Timeline is a surprisingly dreadful movie. The story, based on yet another novel by Michael "Jurassic Park" Crichton, is an unwieldy and incomprehensible mess about time travel, corporate greed, unconvincing archeologists, 14th century France and the Hundred Year War.
In addition to a scrambled story, Timeline, which opens in theatres today, features serious over-acting, lousy effects, appalling dialogue, misplaced and ill-advised romantic interludes, a complete lack of tension, nothing to link the story set in the past with the section set in the present and very bad wigs.
Wait -- there's more. Some sequences in Timeline have such amateurish lighting and cinematography that you have to wonder how this mess ever happened. Furthermore, a lot of the editing is bizarre. The movie appears unfinished. That's the kindest way to put it.
In Timeline, a pack of archeologists led by Billy Connolly work on site at a 14th century castle in France.
Their dig is financed by a big company called International Technology Corporation, and Connolly's character begins to suspect that the suits (David Thewlis and Matt Craven) at ITC are hiding something.
And they are. And here's what: In trying to perfect a machine that sends objects through space -- first turning those objects into a stream of electrons, natch -- the guys at ITC have opened a worm hole into the 14th century. And now Billy Connolly's gone into the past and got himself trapped in there, with the French and the English duking it out with fiery arrows, catapults, swords and axes.

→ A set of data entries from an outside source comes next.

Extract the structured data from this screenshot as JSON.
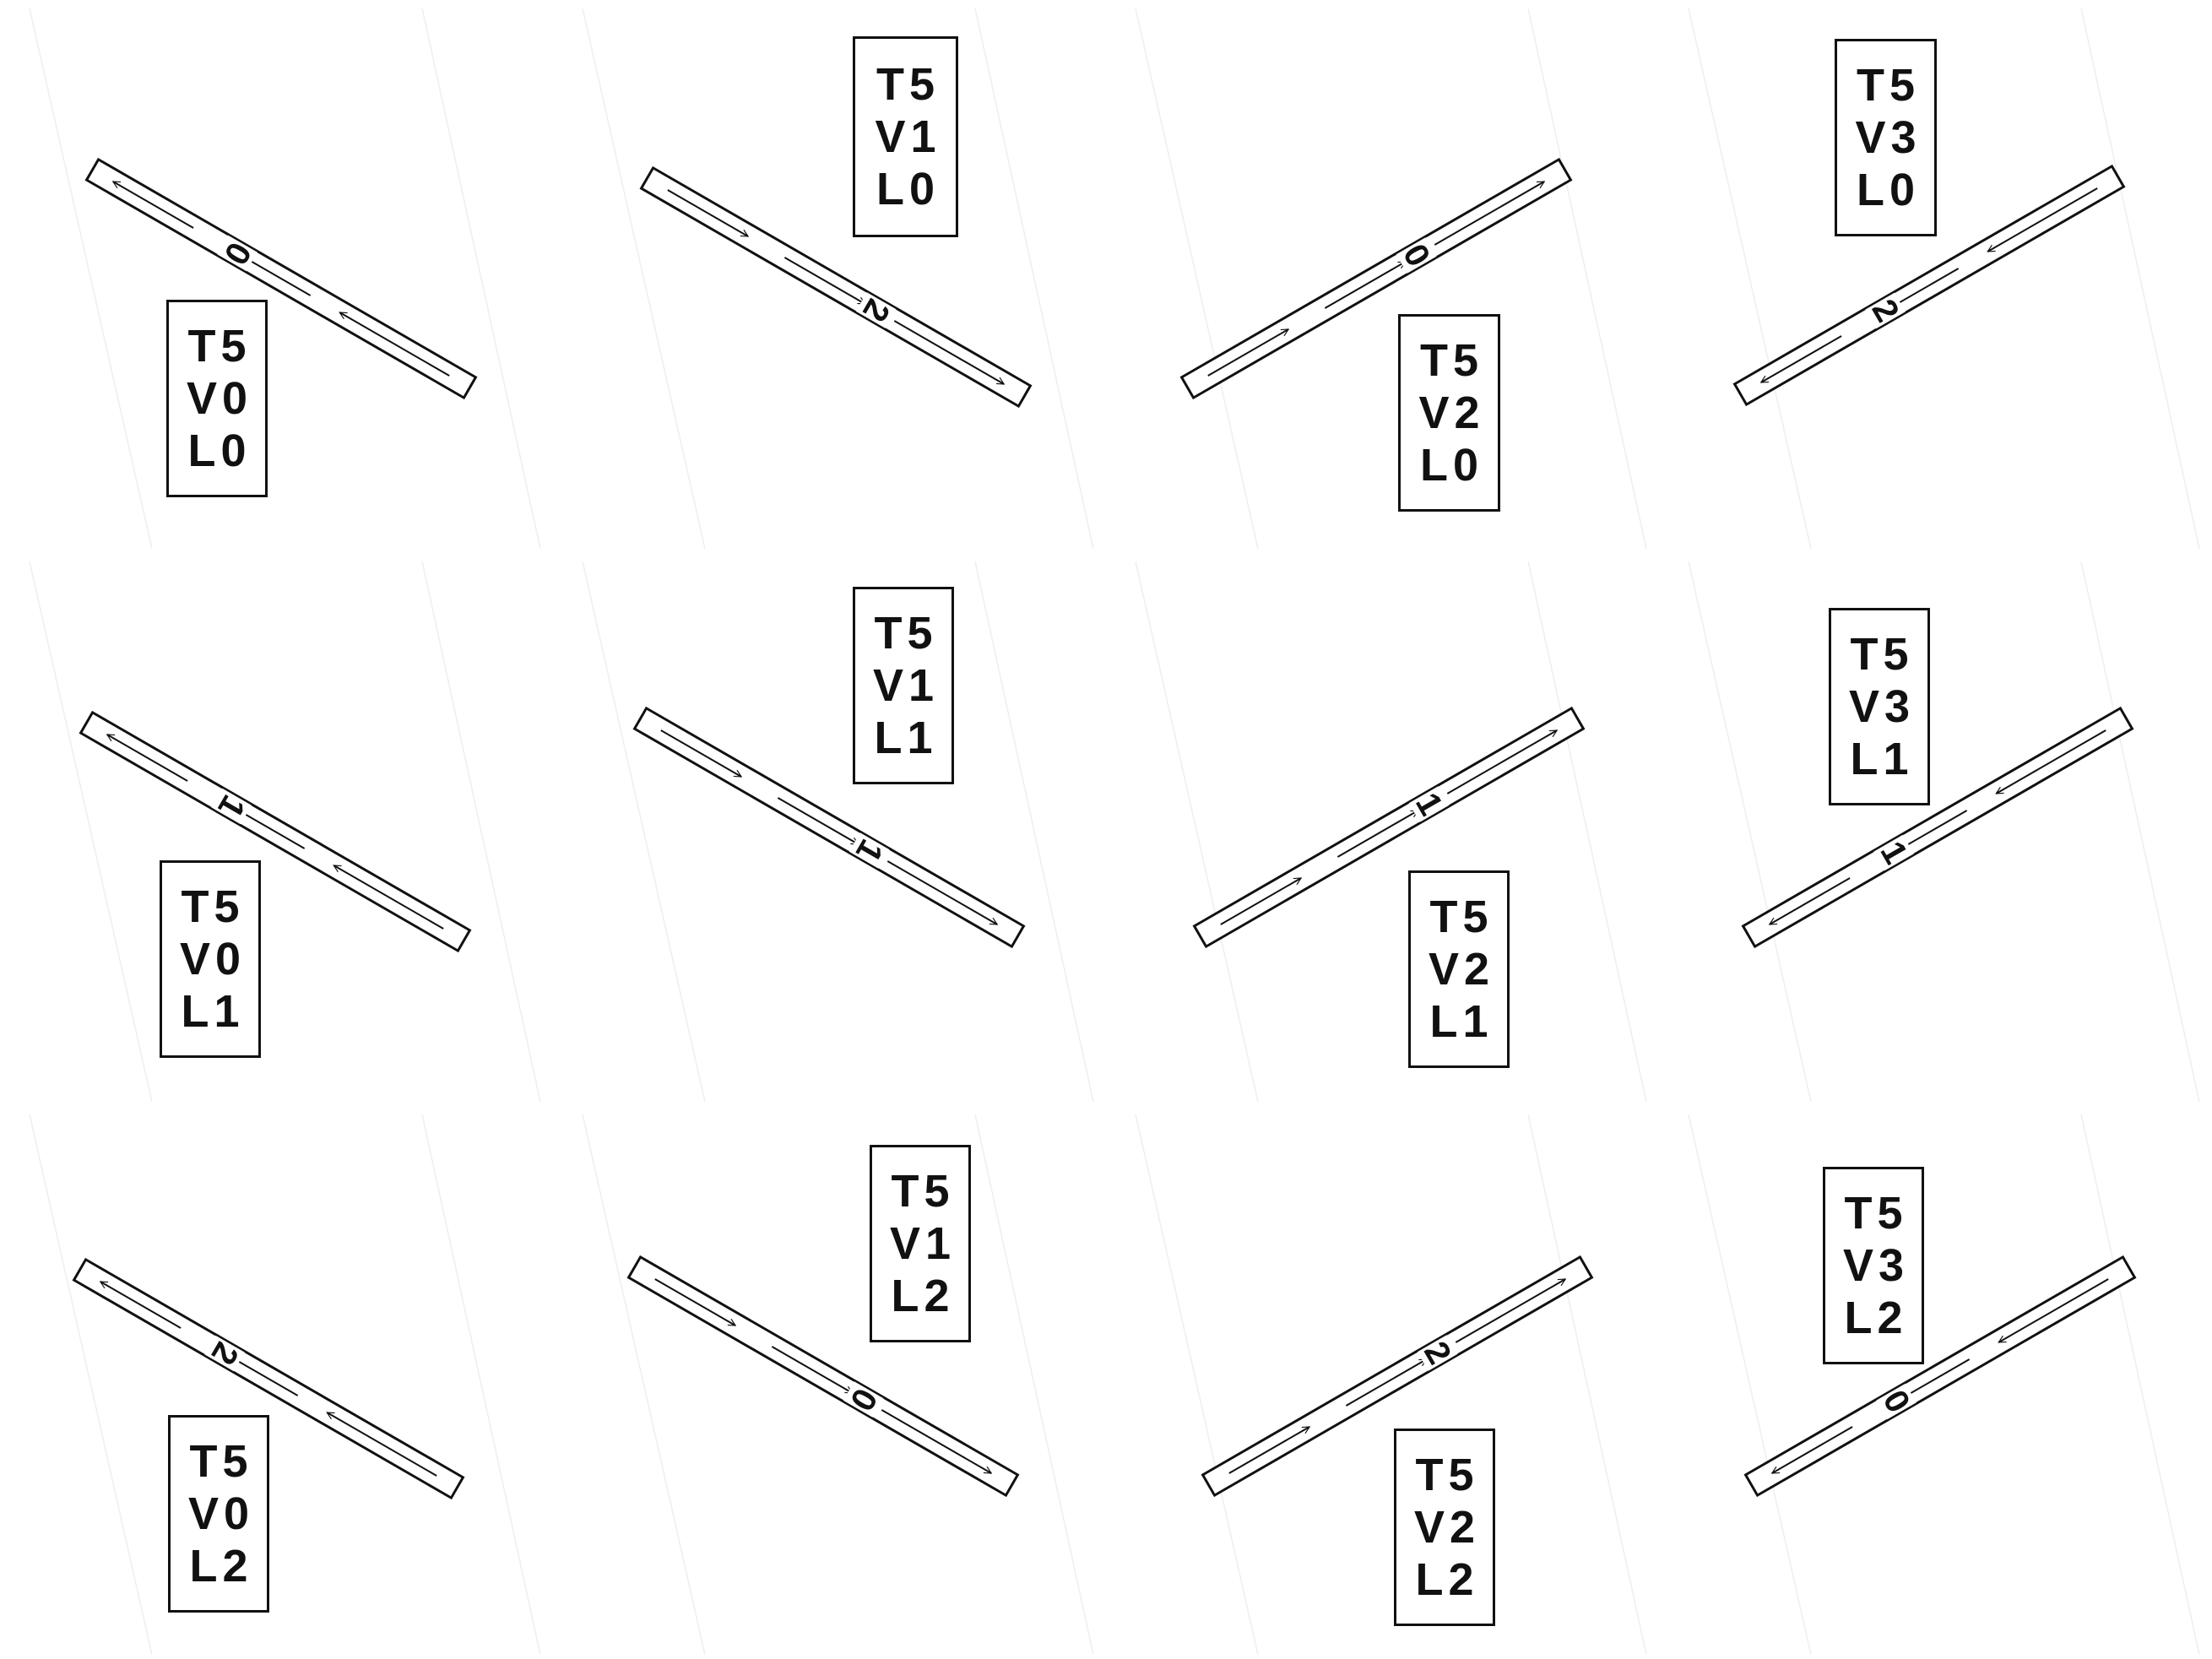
{
  "colors": {
    "ink": "#111111",
    "background": "#ffffff",
    "faint_grid": "#eeeeee"
  },
  "tiles": [
    {
      "id": "t5-v0-l0",
      "strip_number": "0",
      "arrow_direction": "left",
      "lines": [
        "T5",
        "V0",
        "L0"
      ]
    },
    {
      "id": "t5-v1-l0",
      "strip_number": "2",
      "arrow_direction": "right",
      "lines": [
        "T5",
        "V1",
        "L0"
      ]
    },
    {
      "id": "t5-v2-l0",
      "strip_number": "0",
      "arrow_direction": "right",
      "lines": [
        "T5",
        "V2",
        "L0"
      ]
    },
    {
      "id": "t5-v3-l0",
      "strip_number": "2",
      "arrow_direction": "left",
      "lines": [
        "T5",
        "V3",
        "L0"
      ]
    },
    {
      "id": "t5-v0-l1",
      "strip_number": "1",
      "arrow_direction": "left",
      "lines": [
        "T5",
        "V0",
        "L1"
      ]
    },
    {
      "id": "t5-v1-l1",
      "strip_number": "1",
      "arrow_direction": "right",
      "lines": [
        "T5",
        "V1",
        "L1"
      ]
    },
    {
      "id": "t5-v2-l1",
      "strip_number": "1",
      "arrow_direction": "right",
      "lines": [
        "T5",
        "V2",
        "L1"
      ]
    },
    {
      "id": "t5-v3-l1",
      "strip_number": "1",
      "arrow_direction": "left",
      "lines": [
        "T5",
        "V3",
        "L1"
      ]
    },
    {
      "id": "t5-v0-l2",
      "strip_number": "2",
      "arrow_direction": "left",
      "lines": [
        "T5",
        "V0",
        "L2"
      ]
    },
    {
      "id": "t5-v1-l2",
      "strip_number": "0",
      "arrow_direction": "right",
      "lines": [
        "T5",
        "V1",
        "L2"
      ]
    },
    {
      "id": "t5-v2-l2",
      "strip_number": "2",
      "arrow_direction": "right",
      "lines": [
        "T5",
        "V2",
        "L2"
      ]
    },
    {
      "id": "t5-v3-l2",
      "strip_number": "0",
      "arrow_direction": "left",
      "lines": [
        "T5",
        "V3",
        "L2"
      ]
    }
  ]
}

And now all his trainee archeologists (Frances O'Connor, Gerard Butler, and Rossif Sutherland) and his son (like, Paul Walker, dude) have to go back in time to rescue him. And now it's all thatched roofs and ye olde knights in armour and ye days of olde in general, with plenty of narrow escapes and swashbuckling action. Will they ever get back to the present?
Boy, will you ever not care.
The costume drama scenes in Timeline has huge appeal for younger kids, but the violence is brutal and realistic, so be warned. As anyone over the age of 12 will be appalled by how illogical the story is, the target audience for this one would appear to be fairly small.
Let's say boys and girls, aged nine to 11. And their bored and annoyed parents. That about covers it.